Conflict & Justice

Gaddafi vows no surrender after rebels overrun Tripoli compound


Rebel fighters fire in the air as they celebrate the capture of Gaddafi's compound in Tripoli on Tuesday, Aug 23 2011.


Filippo Monteforte

Libyan strongman Muammar Gaddafi has vowed "martyrdom or victory" in an audio message delivered while in hiding from rebel forces and broadcast on a local Tripoli radio station on Wednesday.

The colonel, whose whereabouts are unknown, said he would fight to the last drop of blood against the "aggression," hours after rebels stormed his heavily defended compound in Tripoli, the BBC reported.

On Wednesday morning, a day after its capture by rebels, forces loyal to the regime pounded the Gaddafi's compound with at least seven mortars, reports CNN.

Breaking News: Gaddafi forces attack Tripoli compound

Meanwhile, fresh clashes broke out Wednesday outside the Rixos hotel, where about 35 international journalists are trapped.

Pro-Gaddafi al-Urubah TV said Gaddafi, who is wanted by the International Criminal Court for crimes against humanity, said his forces made a "tactical" retreat from the Bab al-Aziziya compound.

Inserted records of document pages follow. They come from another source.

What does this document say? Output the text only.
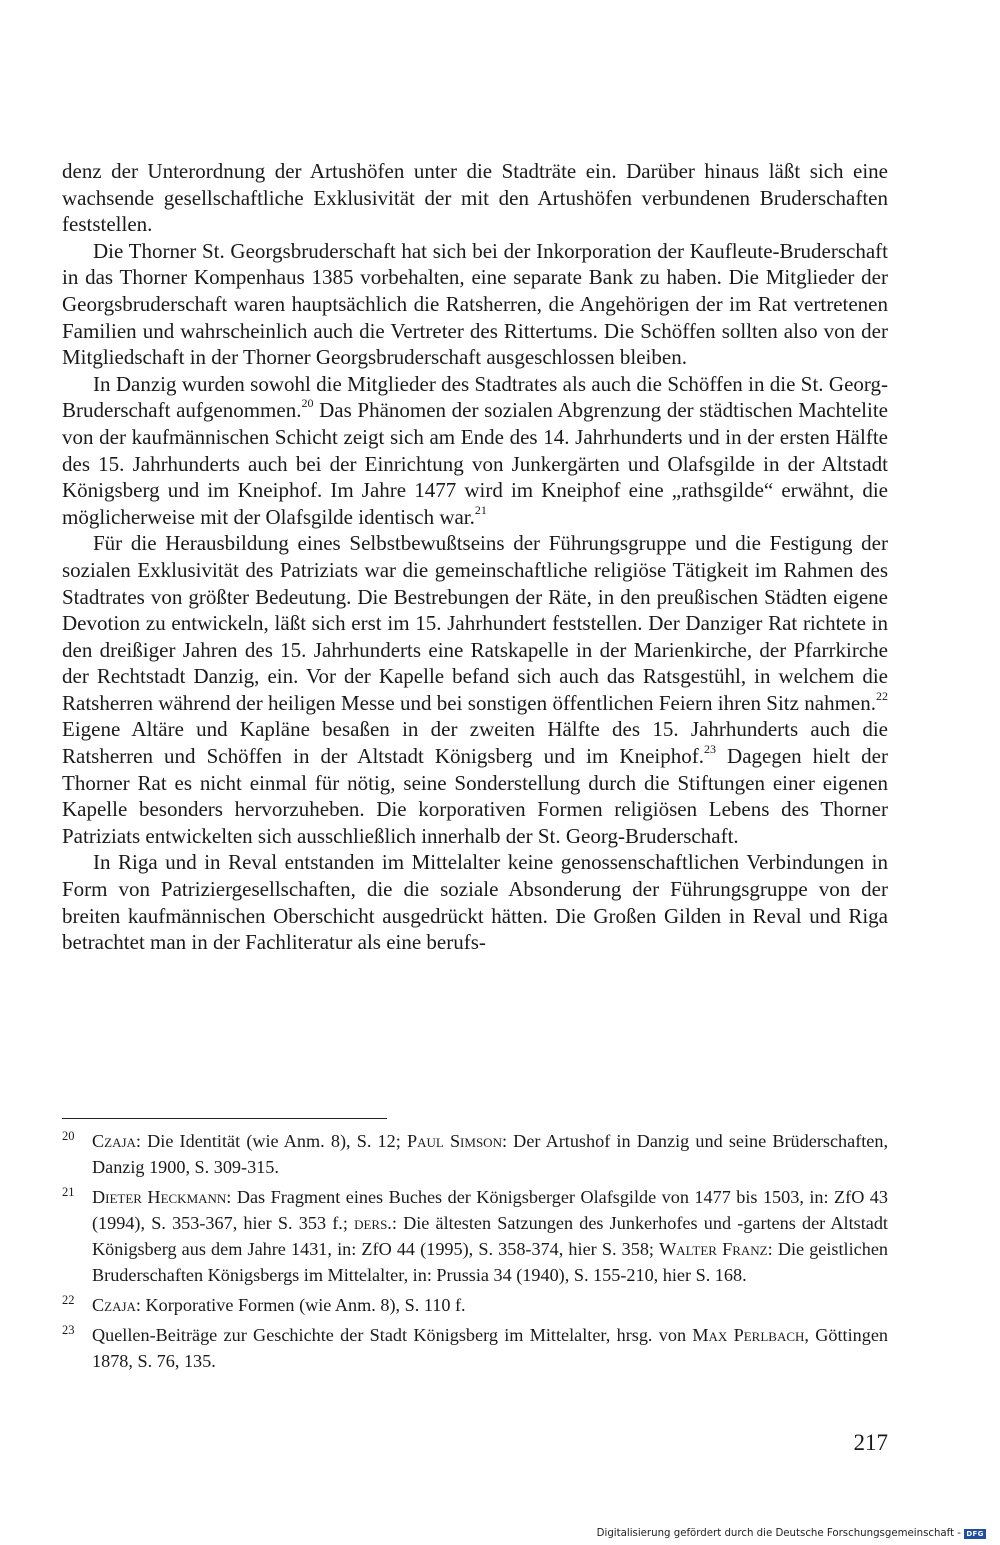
denz der Unterordnung der Artushöfen unter die Stadträte ein. Darüber hinaus läßt sich eine wachsende gesellschaftliche Exklusivität der mit den Artushöfen verbundenen Bruderschaften feststellen.

Die Thorner St. Georgsbruderschaft hat sich bei der Inkorporation der Kaufleute-Bruderschaft in das Thorner Kompenhaus 1385 vorbehalten, eine separate Bank zu haben. Die Mitglieder der Georgsbruderschaft waren hauptsächlich die Ratsherren, die Angehörigen der im Rat vertretenen Familien und wahrscheinlich auch die Vertreter des Rittertums. Die Schöffen sollten also von der Mitgliedschaft in der Thorner Georgsbruderschaft ausgeschlossen bleiben.

In Danzig wurden sowohl die Mitglieder des Stadtrates als auch die Schöffen in die St. Georg-Bruderschaft aufgenommen.$^{20}$ Das Phänomen der sozialen Abgrenzung der städtischen Machtelite von der kaufmännischen Schicht zeigt sich am Ende des 14. Jahrhunderts und in der ersten Hälfte des 15. Jahrhunderts auch bei der Einrichtung von Junkergärten und Olafsgilde in der Altstadt Königsberg und im Kneiphof. Im Jahre 1477 wird im Kneiphof eine „rathsgilde“ erwähnt, die möglicherweise mit der Olafsgilde identisch war.$^{21}$

Für die Herausbildung eines Selbstbewußtseins der Führungsgruppe und die Festigung der sozialen Exklusivität des Patriziats war die gemeinschaftliche religiöse Tätigkeit im Rahmen des Stadtrates von größter Bedeutung. Die Bestrebungen der Räte, in den preußischen Städten eigene Devotion zu entwickeln, läßt sich erst im 15. Jahrhundert feststellen. Der Danziger Rat richtete in den dreißiger Jahren des 15. Jahrhunderts eine Ratskapelle in der Marienkirche, der Pfarrkirche der Rechtstadt Danzig, ein. Vor der Kapelle befand sich auch das Ratsgestühl, in welchem die Ratsherren während der heiligen Messe und bei sonstigen öffentlichen Feiern ihren Sitz nahmen.$^{22}$ Eigene Altäre und Kapläne besaßen in der zweiten Hälfte des 15. Jahrhunderts auch die Ratsherren und Schöffen in der Altstadt Königsberg und im Kneiphof.$^{23}$ Dagegen hielt der Thorner Rat es nicht einmal für nötig, seine Sonderstellung durch die Stiftungen einer eigenen Kapelle besonders hervorzuheben. Die korporativen Formen religiösen Lebens des Thorner Patriziats entwickelten sich ausschließlich innerhalb der St. Georg-Bruderschaft.

In Riga und in Reval entstanden im Mittelalter keine genossenschaftlichen Verbindungen in Form von Patriziergesellschaften, die die soziale Absonderung der Führungsgruppe von der breiten kaufmännischen Oberschicht ausgedrückt hätten. Die Großen Gilden in Reval und Riga betrachtet man in der Fachliteratur als eine berufs-

20 Czaja: Die Identität (wie Anm. 8), S. 12; Paul Simson: Der Artushof in Danzig und seine Brüderschaften, Danzig 1900, S. 309-315.
21 Dieter Heckmann: Das Fragment eines Buches der Königsberger Olafsgilde von 1477 bis 1503, in: ZfO 43 (1994), S. 353-367, hier S. 353 f.; ders.: Die ältesten Satzungen des Junkerhofes und -gartens der Altstadt Königsberg aus dem Jahre 1431, in: ZfO 44 (1995), S. 358-374, hier S. 358; Walter Franz: Die geistlichen Bruderschaften Königsbergs im Mittelalter, in: Prussia 34 (1940), S. 155-210, hier S. 168.
22 Czaja: Korporative Formen (wie Anm. 8), S. 110 f.
23 Quellen-Beiträge zur Geschichte der Stadt Königsberg im Mittelalter, hrsg. von Max Perlbach, Göttingen 1878, S. 76, 135.
217
Digitalisierung gefördert durch die Deutsche Forschungsgemeinschaft - DFG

Jubilant rebel fighters ransacked the compound, set fire to Gaddafi's Bedouin tent -- where he preferred to receive foreign dignitaries -- and rode around on his famous golf cart in celebration.

Gaddafi said NATO conducted 64 strikes against the sprawling enclosure, which was one of the last pockets of loyalist resistance to the rebels in the capital.

In comments that are unlikely to go down well on oil markets, government spokesman Musa Ibrahim promised Libya would turn into a "burning volcano and a fire under the feet of the invaders," in an interview with Al-Urubah.

He said 6,000 volunteers had entered Libya to join the loyalist forces, which continued to launch artillery and missiles at rebel-held towns on Wednesday despite the apparent fall of Tripoli.

A NATO spokesman said Gaddafi himself was not a target of air strikes but the alliance would continue to fulfill its mission to protect civilians.

He said Gaddafi had lost control of the capital but did not say who, if anybody, was in control of the city amid ongoing reports of fighting.

The rebels' deputy ambassador to the United Nations, Ibrahim Dabbashi, said in New York that Gaddafi and his entourage of family and top officials were probably hiding in private homes or in Tripoli's underground tunnels, which had been built for such purposes, the Wall Street Journal reported.